From Java bytecode to ASM practice

1. Overview

The concept of AOP (Aspect Oriented Programming) is now widely used. The following is an explanation excerpted from Baidu Encyclopedia, which is relatively easy to understand.

In the software industry, AOP is the abbreviation of Aspect Oriented Programming, which means: Aspect-oriented programming, a technology that achieves unified maintenance of program functions through pre-compilation and run-time dynamic agents. AOP is the continuation of OOP, a hot spot in software development, an important content in the Spring framework, and a derivative paradigm of functional programming. AOP can be used to isolate various parts of the business logic, thereby reducing the coupling between the various parts of the business logic, improving the reusability of the program, and improving the efficiency of development.

AOP is a programming idea, but there are many ways to implement it, such as: Spring, AspectJ, JavaAssist, ASM, etc. Since I am doing Android development, I will use some examples in Android.

  • JakeWharton’s hugo is a typical application. It uses a custom Gradle plug-in + AspectJ to print the parameters, return results and execution time of methods with specific annotations to Logcat to facilitate development and debugging.
  • Since I have recently been learning about Java bytecode and ASM, I followed suit and wrote a Koala, which implements the same function as hugo. It prints the parameters, return results and execution time of specific annotated methods to Logcat for convenience. Development and debugging, but I use the custom Gradle plug-in + ASM method

So what is ASM? Here is an article introducing ASM. It is a well-written AOP tool: Introduction to ASM 3.0. Here is an excerpt:

ASM is a Java bytecode manipulation framework. It can be used to dynamically generate classes or enhance the functionality of existing classes. ASM can directly generate binary class files or dynamically change class behavior before the class is loaded into the Java virtual machine. Java classes are stored in strictly formatted .class files that have enough metadata to parse all elements of the class: class name, methods, properties, and Java bytecode (instructions). After ASM reads information from the class file, it can change the class behavior, analyze the class information, and even generate new classes according to user requirements.

To put it simply, javac compiles the .java file into a .class file. Although the contents of the .class file are different, they all have the same format. ASM uses the visitor mode to follow the unique format of the .class file. Scan the contents of the .class file from beginning to end. During the scanning process, you can do some operations on the .class file. It feels a bit like black technology.

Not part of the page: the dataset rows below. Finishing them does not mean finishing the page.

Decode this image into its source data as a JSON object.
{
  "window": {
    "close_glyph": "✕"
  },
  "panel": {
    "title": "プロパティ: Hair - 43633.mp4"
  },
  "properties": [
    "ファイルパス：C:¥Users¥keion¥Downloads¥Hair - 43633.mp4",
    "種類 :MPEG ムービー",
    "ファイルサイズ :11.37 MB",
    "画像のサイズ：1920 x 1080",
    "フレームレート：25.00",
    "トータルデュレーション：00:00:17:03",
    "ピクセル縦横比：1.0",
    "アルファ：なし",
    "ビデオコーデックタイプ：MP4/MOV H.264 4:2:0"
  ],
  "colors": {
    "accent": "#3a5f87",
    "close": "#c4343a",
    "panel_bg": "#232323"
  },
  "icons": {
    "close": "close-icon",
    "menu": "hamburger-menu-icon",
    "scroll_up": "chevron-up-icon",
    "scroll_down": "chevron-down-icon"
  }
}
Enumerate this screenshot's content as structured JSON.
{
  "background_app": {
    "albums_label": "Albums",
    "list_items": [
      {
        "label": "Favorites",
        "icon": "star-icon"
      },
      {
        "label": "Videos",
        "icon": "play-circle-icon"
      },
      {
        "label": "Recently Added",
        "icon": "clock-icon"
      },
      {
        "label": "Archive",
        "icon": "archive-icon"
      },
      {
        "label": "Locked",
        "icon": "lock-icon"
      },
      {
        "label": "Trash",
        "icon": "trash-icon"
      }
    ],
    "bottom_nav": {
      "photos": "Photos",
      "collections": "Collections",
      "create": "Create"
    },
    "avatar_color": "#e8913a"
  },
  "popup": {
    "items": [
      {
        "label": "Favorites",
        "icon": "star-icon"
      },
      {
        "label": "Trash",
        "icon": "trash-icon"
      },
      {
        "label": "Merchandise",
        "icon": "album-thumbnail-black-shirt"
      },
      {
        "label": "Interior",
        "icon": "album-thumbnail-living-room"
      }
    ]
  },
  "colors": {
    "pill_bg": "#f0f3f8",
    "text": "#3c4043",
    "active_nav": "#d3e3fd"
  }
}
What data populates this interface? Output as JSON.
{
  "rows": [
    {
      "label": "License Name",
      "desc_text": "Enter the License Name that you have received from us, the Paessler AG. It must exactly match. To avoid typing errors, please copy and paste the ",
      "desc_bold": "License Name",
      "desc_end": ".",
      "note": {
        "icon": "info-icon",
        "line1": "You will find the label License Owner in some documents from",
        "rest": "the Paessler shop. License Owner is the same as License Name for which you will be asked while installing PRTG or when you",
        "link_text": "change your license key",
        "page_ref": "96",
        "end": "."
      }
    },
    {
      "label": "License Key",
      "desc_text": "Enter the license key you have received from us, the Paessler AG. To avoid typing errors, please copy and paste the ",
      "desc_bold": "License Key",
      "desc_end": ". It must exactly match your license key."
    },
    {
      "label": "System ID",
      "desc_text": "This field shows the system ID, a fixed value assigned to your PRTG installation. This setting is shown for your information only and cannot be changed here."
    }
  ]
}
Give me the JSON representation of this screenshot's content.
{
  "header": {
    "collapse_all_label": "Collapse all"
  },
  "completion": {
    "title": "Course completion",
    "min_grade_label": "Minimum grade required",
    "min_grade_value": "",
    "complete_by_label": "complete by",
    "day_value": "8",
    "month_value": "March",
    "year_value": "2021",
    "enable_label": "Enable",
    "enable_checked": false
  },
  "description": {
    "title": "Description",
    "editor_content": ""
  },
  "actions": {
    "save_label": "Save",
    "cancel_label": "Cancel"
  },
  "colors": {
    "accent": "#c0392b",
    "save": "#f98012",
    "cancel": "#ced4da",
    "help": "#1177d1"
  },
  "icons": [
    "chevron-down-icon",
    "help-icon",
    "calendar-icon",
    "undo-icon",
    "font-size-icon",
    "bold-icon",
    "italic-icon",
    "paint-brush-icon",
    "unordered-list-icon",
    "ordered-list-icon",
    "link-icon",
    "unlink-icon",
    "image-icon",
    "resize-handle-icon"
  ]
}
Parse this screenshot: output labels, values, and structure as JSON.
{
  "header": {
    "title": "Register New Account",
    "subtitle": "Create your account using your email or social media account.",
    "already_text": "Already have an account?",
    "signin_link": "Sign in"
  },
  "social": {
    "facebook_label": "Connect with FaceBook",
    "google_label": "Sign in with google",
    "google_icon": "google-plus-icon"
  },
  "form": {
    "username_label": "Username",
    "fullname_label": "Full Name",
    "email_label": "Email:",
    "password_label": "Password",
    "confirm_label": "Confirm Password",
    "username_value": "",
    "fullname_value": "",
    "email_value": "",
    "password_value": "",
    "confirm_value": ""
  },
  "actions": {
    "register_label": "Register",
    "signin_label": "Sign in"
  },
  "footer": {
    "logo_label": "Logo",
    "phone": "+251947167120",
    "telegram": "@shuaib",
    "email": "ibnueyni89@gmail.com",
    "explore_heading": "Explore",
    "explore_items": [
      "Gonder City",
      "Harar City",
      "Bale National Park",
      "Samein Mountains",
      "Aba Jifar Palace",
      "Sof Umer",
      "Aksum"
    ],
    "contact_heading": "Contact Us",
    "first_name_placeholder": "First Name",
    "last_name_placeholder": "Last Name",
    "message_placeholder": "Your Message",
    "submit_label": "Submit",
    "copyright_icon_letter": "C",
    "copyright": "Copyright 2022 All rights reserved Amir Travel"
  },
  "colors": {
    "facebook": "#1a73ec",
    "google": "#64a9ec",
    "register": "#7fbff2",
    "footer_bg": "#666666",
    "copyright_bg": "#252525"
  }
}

2. Java bytecode & virtual machine

2.1 Java Bytecode

When it comes to Java bytecode, many people may not be very familiar with it. They probably know that javac can be used to compile a .java file into a .class file. The .class file stores the bytecode content corresponding to the .java file, such as The following Demo.java code is very simple:

package com.lijiankun24.classpractice;

public class Demo {

    private int m;

    public int inc() {
        return m + 1;
    }
}

Compile and generate the corresponding Demo.class file through javac, and use a plain text file to open Demo.class. The content is a binary stream based on 8-bit bytes. On the surface, it is composed of hexadecimal symbols. A long string of hexadecimal symbols complies with the Java Virtual Machine specification

cafe babe 0000 0034 0013 0a00 0400 0f09
0003 0010 0700 1107 0012 0100 016d 0100
0149 0100 063c 696e 6974 3e01 0003 2829
5601 0004 436f 6465 0100 0f4c 696e 654e
756d 6265 7254 6162 6c65 0100 0369 6e63
0100 0328 2949 0100 0a53 6f75 7263 6546
696c 6501 0009 4465 6d6f 2e6a 6176 610c
0007 0008 0c00 0500 0601 0004 4465 6d6f
0100 106a 6176 612f 6c61 6e67 2f4f 626a
6563 7400 2100 0300 0400 0000 0100 0200
0500 0600 0000 0200 0100 0700 0800 0100
0900 0000 1d00 0100 0100 0000 052a b700
01b1 0000 0001 000a 0000 0006 0001 0000
0001 0001 000b 000c 0001 0009 0000 001f
0002 0001 0000 0007 2ab4 0002 0460 ac00
0000 0100 0a00 0000 0600 0100 0000 0600
0100 0d00 0000 0200 0e

If you then use javap -verbose Demo.class to view the contents of the Demo.class, as shown below

From the picture above, we can see that the .class file mainly contains constant pool, field table, method table and attribute table. How to analyze the contents of the constant pool and method table from the binary stream based on 8-bit bytes? This article has a detailed introduction to understanding the bytecode structure of .class files. This article uses a simple example to analyze the .class files represented by hexadecimal conformance step by step.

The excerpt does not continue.